Souleymane Cissé : je n'avais jamais eu de diplôme quand je suis arrivé en Russie. Je n'ai pas eu le bac ni le certificat. Je suis parti parce que nous appartenions à une jeunesse qui voulait sortir du colonialisme et Modibo (premier président malien, NDLR) a eu la présence d'esprit d'envoyer ceux qui voulaient faire quelque chose faire des stages à l'étranger. J'ai fait deux stages, j'ai appris la langue russe et je me suis orienté vers le cinéma qui était ma passion. Les cinq années passées ensuite ont été très dures. Certains n'ont pas tenu et sont rentrés au bout d'un an. Ce métier, il faut l'aimer et forcer les portes. Je n'ai jamais pensé qu'un jour un de mes films serait sélectionné au Festival de Cannes.Quand je suis arrivé, je me suis dit que tout est possible. La jeune génération peut aller encore plus loin, à condition de tout réorganiser. 

Vous avez toujours plaidé pour qu'on mette en place des structures pour développer le cinéma dans votre pays et sur le continent. Un plaidoyer qui reste lettre morte…

Souleymane Cissé : hélas ! Ces structures ne sont pas encore installées au Mali. Je ne saurais dire si c’est de la mauvaise foi ou de la mauvaise volonté. Tout ce que je disais dans mes films, le Mali retombe dedans aujourd'hui... Le cinéma n’a pas été pris en considération alors qu’il aurait pu aider ce pays. Dommage ! Il y a eu cette incompréhension des politiques de la chose culturelle et tant que cela ne changera pas au Mali, notre pays n’avancera jamais. Après le coup d’Etat, j’ai récemment dit : "Si vous ne prenez pas la culture en main, il y aura toujours des coups d'Etat au Mali." Dans nos pays, tant que la culture ne sera pas à sa place, on ne bougera pas.Tant que nous ne sommes pas profondément nous-mêmes, nous ne pourrons jamais avancer. J’espère que ce film permettra aux politiques de mieux comprendre les enjeux culturels. Les pays les plus développés l’ont compris et c’est pour cela qu’ils n’ont jamais lâché leur industrie culturelle.
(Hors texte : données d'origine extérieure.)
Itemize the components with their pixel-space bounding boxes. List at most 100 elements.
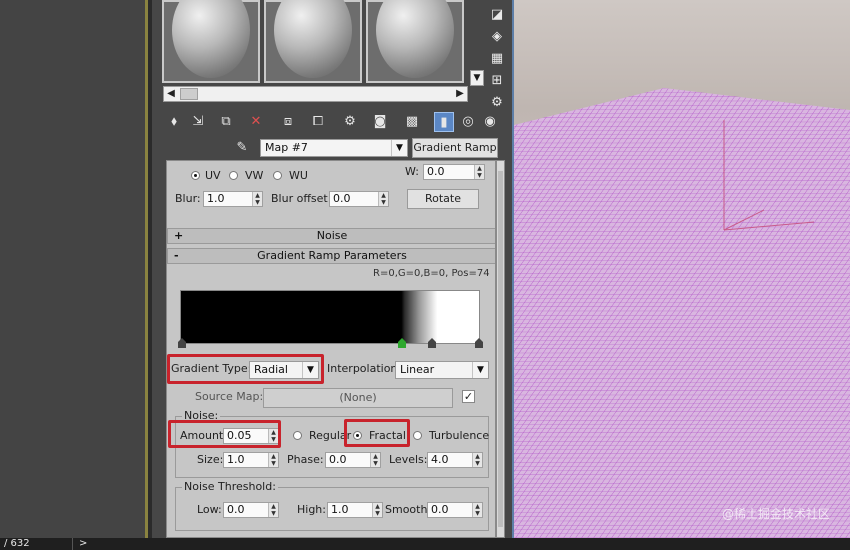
chevron-down-icon[interactable]: ▼ (391, 140, 407, 156)
noise-rollout-header[interactable]: + Noise (167, 228, 495, 244)
reset-map-icon[interactable]: ✕ (246, 112, 266, 132)
eyedropper-icon[interactable]: ✎ (232, 138, 252, 158)
gradient-ramp[interactable] (180, 290, 480, 344)
fractal-radio[interactable] (353, 431, 362, 440)
low-label: Low: (197, 503, 222, 516)
show-map-icon[interactable]: ◙ (370, 112, 390, 132)
spinner-arrows-icon[interactable]: ▲ ▼ (268, 453, 278, 467)
show-end-result-icon[interactable]: ▩ (402, 112, 422, 132)
ramp-flag-start[interactable] (178, 338, 186, 348)
scroll-right-icon[interactable]: ▶ (453, 87, 467, 101)
slot-horizontal-scrollbar[interactable]: ◀ ▶ (163, 86, 468, 102)
collapse-icon: - (174, 249, 179, 262)
parameter-panel: UV VW WU W: 0.0 ▲ ▼ Blur: 1.0 ▲ ▼ Blur offse… (166, 160, 496, 538)
w-label: W: (405, 165, 419, 178)
levels-label: Levels: (389, 453, 428, 466)
tiling-icon[interactable]: ⊞ (488, 72, 506, 90)
gradient-rollout-title: Gradient Ramp Parameters (257, 249, 407, 262)
panel-scrollbar[interactable] (496, 160, 505, 538)
gradient-type-dropdown[interactable]: Radial ▼ (249, 361, 319, 379)
spinner-arrows-icon[interactable]: ▲ ▼ (372, 503, 382, 517)
ramp-flag-end[interactable] (475, 338, 483, 348)
blur-offset-label: Blur offset: (271, 192, 332, 205)
uv-radio[interactable] (191, 171, 200, 180)
put-to-scene-icon[interactable]: ⇲ (188, 112, 208, 132)
regular-radio[interactable] (293, 431, 302, 440)
interpolation-label: Interpolation: (327, 362, 402, 375)
turbulence-radio[interactable] (413, 431, 422, 440)
levels-spinner[interactable]: 4.0 ▲ ▼ (427, 452, 483, 468)
interpolation-value: Linear (400, 363, 435, 376)
chevron-down-icon[interactable]: ▼ (302, 362, 318, 378)
sample-sphere (274, 0, 352, 78)
sample-type-icon[interactable]: ◪ (488, 6, 506, 24)
size-spinner[interactable]: 1.0 ▲ ▼ (223, 452, 279, 468)
sample-slot-2[interactable] (264, 0, 362, 83)
map-name-field[interactable]: Map #7 ▼ (260, 139, 408, 157)
go-forward-sibling-icon[interactable]: ◎ (458, 112, 478, 132)
high-label: High: (297, 503, 326, 516)
status-bar: / 632 > (0, 538, 850, 550)
gradient-type-value: Radial (254, 363, 288, 376)
ramp-flag-selected[interactable] (398, 338, 406, 348)
perspective-viewport[interactable]: @稀土掘金技术社区 (514, 0, 850, 538)
source-map-button[interactable]: (None) (263, 388, 453, 408)
left-panel (0, 0, 148, 538)
scrollbar-thumb[interactable] (180, 88, 198, 100)
spinner-arrows-icon[interactable]: ▲ ▼ (472, 503, 482, 517)
backlight-icon[interactable]: ◈ (488, 28, 506, 46)
pick-material-icon[interactable]: ◉ (480, 112, 500, 132)
go-to-parent-icon[interactable]: ▮ (434, 112, 454, 132)
material-id-icon[interactable]: ⚙ (340, 112, 360, 132)
vw-radio[interactable] (229, 171, 238, 180)
make-unique-icon[interactable]: ⧠ (308, 112, 328, 132)
spinner-arrows-icon[interactable]: ▲ ▼ (378, 192, 388, 206)
spinner-arrows-icon[interactable]: ▲ ▼ (474, 165, 484, 179)
high-spinner[interactable]: 1.0 ▲ ▼ (327, 502, 383, 518)
low-spinner[interactable]: 0.0 ▲ ▼ (223, 502, 279, 518)
side-toolbar: ◪ ◈ ▦ ⊞ ⚙ (488, 6, 508, 116)
background-icon[interactable]: ▦ (488, 50, 506, 68)
smooth-spinner[interactable]: 0.0 ▲ ▼ (427, 502, 483, 518)
next-frame-button[interactable]: > (72, 538, 92, 550)
size-label: Size: (197, 453, 224, 466)
blur-offset-spinner[interactable]: 0.0 ▲ ▼ (329, 191, 389, 207)
scroll-left-icon[interactable]: ◀ (164, 87, 178, 101)
get-material-icon[interactable]: ⬧ (164, 112, 184, 132)
spinner-arrows-icon[interactable]: ▲ ▼ (472, 453, 482, 467)
spinner-arrows-icon[interactable]: ▲ ▼ (370, 453, 380, 467)
amount-spinner[interactable]: 0.05 ▲ ▼ (223, 428, 279, 444)
sample-slot-1[interactable] (162, 0, 260, 83)
copy-material-icon[interactable]: ⧈ (278, 112, 298, 132)
wu-radio[interactable] (273, 171, 282, 180)
w-value: 0.0 (427, 165, 445, 178)
gradient-rollout-header[interactable]: - Gradient Ramp Parameters (167, 248, 495, 264)
ramp-flag-mid[interactable] (428, 338, 436, 348)
uv-label: UV (205, 169, 221, 182)
source-map-checkbox[interactable]: ✓ (462, 390, 475, 403)
regular-label: Regular (309, 429, 352, 442)
phase-value: 0.0 (329, 453, 347, 466)
panel-scroll-thumb[interactable] (498, 171, 503, 527)
spinner-arrows-icon[interactable]: ▲ ▼ (268, 429, 278, 443)
assign-to-selection-icon[interactable]: ⧉ (216, 112, 236, 132)
w-spinner[interactable]: 0.0 ▲ ▼ (423, 164, 485, 180)
slot-scroll-down-button[interactable]: ▼ (470, 70, 484, 86)
map-type-button[interactable]: Gradient Ramp (412, 138, 498, 158)
gradient-type-label: Gradient Type: (171, 362, 252, 375)
sample-slot-3[interactable] (366, 0, 464, 83)
wu-label: WU (289, 169, 308, 182)
blur-spinner[interactable]: 1.0 ▲ ▼ (203, 191, 263, 207)
blur-offset-value: 0.0 (333, 192, 351, 205)
rotate-button[interactable]: Rotate (407, 189, 479, 209)
noise-group: Noise: (175, 409, 489, 478)
phase-spinner[interactable]: 0.0 ▲ ▼ (325, 452, 381, 468)
spinner-arrows-icon[interactable]: ▲ ▼ (268, 503, 278, 517)
fractal-label: Fractal (369, 429, 406, 442)
sample-sphere (172, 0, 250, 78)
frame-counter: / 632 (4, 538, 30, 549)
spinner-arrows-icon[interactable]: ▲ ▼ (252, 192, 262, 206)
levels-value: 4.0 (431, 453, 449, 466)
chevron-down-icon[interactable]: ▼ (472, 362, 488, 378)
interpolation-dropdown[interactable]: Linear ▼ (395, 361, 489, 379)
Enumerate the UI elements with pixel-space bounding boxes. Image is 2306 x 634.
Les Américains ne lâchent rien, idem pour les Européens mais nous les Africains avons tendance à penser − je m’excuse de la formule − que ce sont des problèmes de griots dont il ne faudrait pas se mêler. Pour une nouvelle génération, le documentaire de Fatou est l'occasion de relancer le débat.

Au vu de la situation politique au Mali, on pense à votre film "Finyé" ("Le Vent") qui parle de lutte pour la liberté et des dérives d'un régime militaire. Que ressent-on quand la fiction imaginée devient une réalité ?

Souleymane Cissé : il est même dangereux de faire sortir ce film aujourd'hui au Mali. J'ai toujours voulu me projeter dans le futur. Mais, malheureusement, je crois que cela n'a pas été compris. On a l'impression qu'on revient toujours en arrière et c'est un peu dommage.

Est-ce que cela a du sens pour nos cinématographies africaines, dont on regrette souvent l'absence sur la Croisette, d'être visibles à Cannes, le plus grand festival de cinéma au monde ?

Souleymane Cissé : Cannes a du sens parce que le cinéma est un vecteur qui n'a pas de limites, de frontières. C'est pour cela, par exemple, qu'on ne peut pas dire que la situation entre le Mali et la France fait que nous ne devons pas être à Cannes : c'est une erreur, cela n'a rien à voir !  Nous continuons à ouvrir les yeux, les esprits, à faire comprendre aux autres ce que nous sommes et ce qu'ils sont. C'est dans ce sens que Cannes est important. Il l'est aussi parce que notre cinéma doit aller de l'avant. Et pour cela, il faut qu'il bouge d'abord à l'intérieur du continent pour pouvoir ensuite s'exporter.